A história humana mostra o que aconteceu ao longo do tempo em face à intolerância religiosa (uma visão resumida):

- perseguição dos Judeus pelos Romanos;
- perseguição dos Cristãos pelos Romanos;
- perseguição dos Pagões e Hereges pela Igreja Romana;
- Inquisição da Igreja Romana;
- Inquisição das Igrejas Protestantes;
- perseguição dos Católicos pelos Protestantes;
- perseguição dos Protestantes pelos Católicos ...

A humanidade cresceu tanto em ciência e tecnologia, mas ainda é primária e precária em HUMANIDADE.
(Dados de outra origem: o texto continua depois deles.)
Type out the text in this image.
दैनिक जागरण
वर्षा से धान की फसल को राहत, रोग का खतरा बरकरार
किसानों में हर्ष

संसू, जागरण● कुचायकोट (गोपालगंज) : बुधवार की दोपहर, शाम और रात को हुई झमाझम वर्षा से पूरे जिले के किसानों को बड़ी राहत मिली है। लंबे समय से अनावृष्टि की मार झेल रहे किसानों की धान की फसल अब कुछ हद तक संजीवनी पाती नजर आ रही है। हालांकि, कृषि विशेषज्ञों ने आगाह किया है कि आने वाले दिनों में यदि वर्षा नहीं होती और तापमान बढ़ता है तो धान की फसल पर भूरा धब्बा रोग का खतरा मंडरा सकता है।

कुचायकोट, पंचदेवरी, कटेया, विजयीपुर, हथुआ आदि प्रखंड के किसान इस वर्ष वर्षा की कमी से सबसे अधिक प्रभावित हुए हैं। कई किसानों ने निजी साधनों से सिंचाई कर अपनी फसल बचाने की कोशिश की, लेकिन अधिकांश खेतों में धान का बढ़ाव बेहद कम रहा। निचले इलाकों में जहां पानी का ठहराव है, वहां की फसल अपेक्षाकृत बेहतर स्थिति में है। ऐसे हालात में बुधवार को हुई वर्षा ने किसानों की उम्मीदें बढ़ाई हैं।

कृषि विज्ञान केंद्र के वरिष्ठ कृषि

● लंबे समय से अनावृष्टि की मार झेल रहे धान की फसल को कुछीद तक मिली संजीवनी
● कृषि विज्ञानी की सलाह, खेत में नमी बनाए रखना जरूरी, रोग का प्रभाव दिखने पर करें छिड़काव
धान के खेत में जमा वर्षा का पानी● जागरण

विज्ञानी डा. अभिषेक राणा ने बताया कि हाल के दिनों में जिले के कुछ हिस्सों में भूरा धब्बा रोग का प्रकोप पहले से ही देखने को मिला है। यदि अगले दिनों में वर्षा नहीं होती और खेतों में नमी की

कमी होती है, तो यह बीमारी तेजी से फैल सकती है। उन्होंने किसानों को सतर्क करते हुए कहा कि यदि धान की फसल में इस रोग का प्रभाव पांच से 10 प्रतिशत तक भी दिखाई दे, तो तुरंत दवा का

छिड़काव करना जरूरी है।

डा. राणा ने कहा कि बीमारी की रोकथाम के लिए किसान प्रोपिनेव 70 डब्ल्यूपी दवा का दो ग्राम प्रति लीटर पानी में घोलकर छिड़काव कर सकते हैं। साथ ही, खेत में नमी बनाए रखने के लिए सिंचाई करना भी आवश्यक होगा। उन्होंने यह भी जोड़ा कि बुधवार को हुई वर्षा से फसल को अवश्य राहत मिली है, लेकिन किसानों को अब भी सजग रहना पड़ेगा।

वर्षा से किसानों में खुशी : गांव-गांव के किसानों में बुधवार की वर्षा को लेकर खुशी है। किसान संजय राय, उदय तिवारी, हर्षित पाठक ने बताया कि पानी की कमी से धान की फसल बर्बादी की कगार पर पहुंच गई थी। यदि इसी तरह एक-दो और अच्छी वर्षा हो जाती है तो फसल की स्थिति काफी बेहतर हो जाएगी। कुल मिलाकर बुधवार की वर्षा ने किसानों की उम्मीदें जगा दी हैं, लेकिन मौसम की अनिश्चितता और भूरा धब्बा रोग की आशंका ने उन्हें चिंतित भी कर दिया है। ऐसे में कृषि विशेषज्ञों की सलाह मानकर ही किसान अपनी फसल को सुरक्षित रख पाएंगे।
Estamos repetindo os mesmos erros do passado, e talvez Jesus (onde estiver) continue dizendo: "“Pai, perdoa-lhes: porque não sabem o que fazem” (Lu 23:34)".

Já está na hora de começarmos a entender a responsabilidade que temos uns com os outros.

AXÉ, AMÉM , SARAVÁ, MUTUMBA, KALOFÉ, MALEC SALAM, NAMASTÉ, SHALOM ...
PAZ PARA TODOS, AMOR ENTRE TODAS AS CRENÇAS!!!

Pai Etiene Sales é sacerdote umbandista da Tradição de Umbanda de Pretos-velhos,fundamentada no culto Omolokô.
Escritor e cientista da religião (pós-graduado em Ciências da Religião).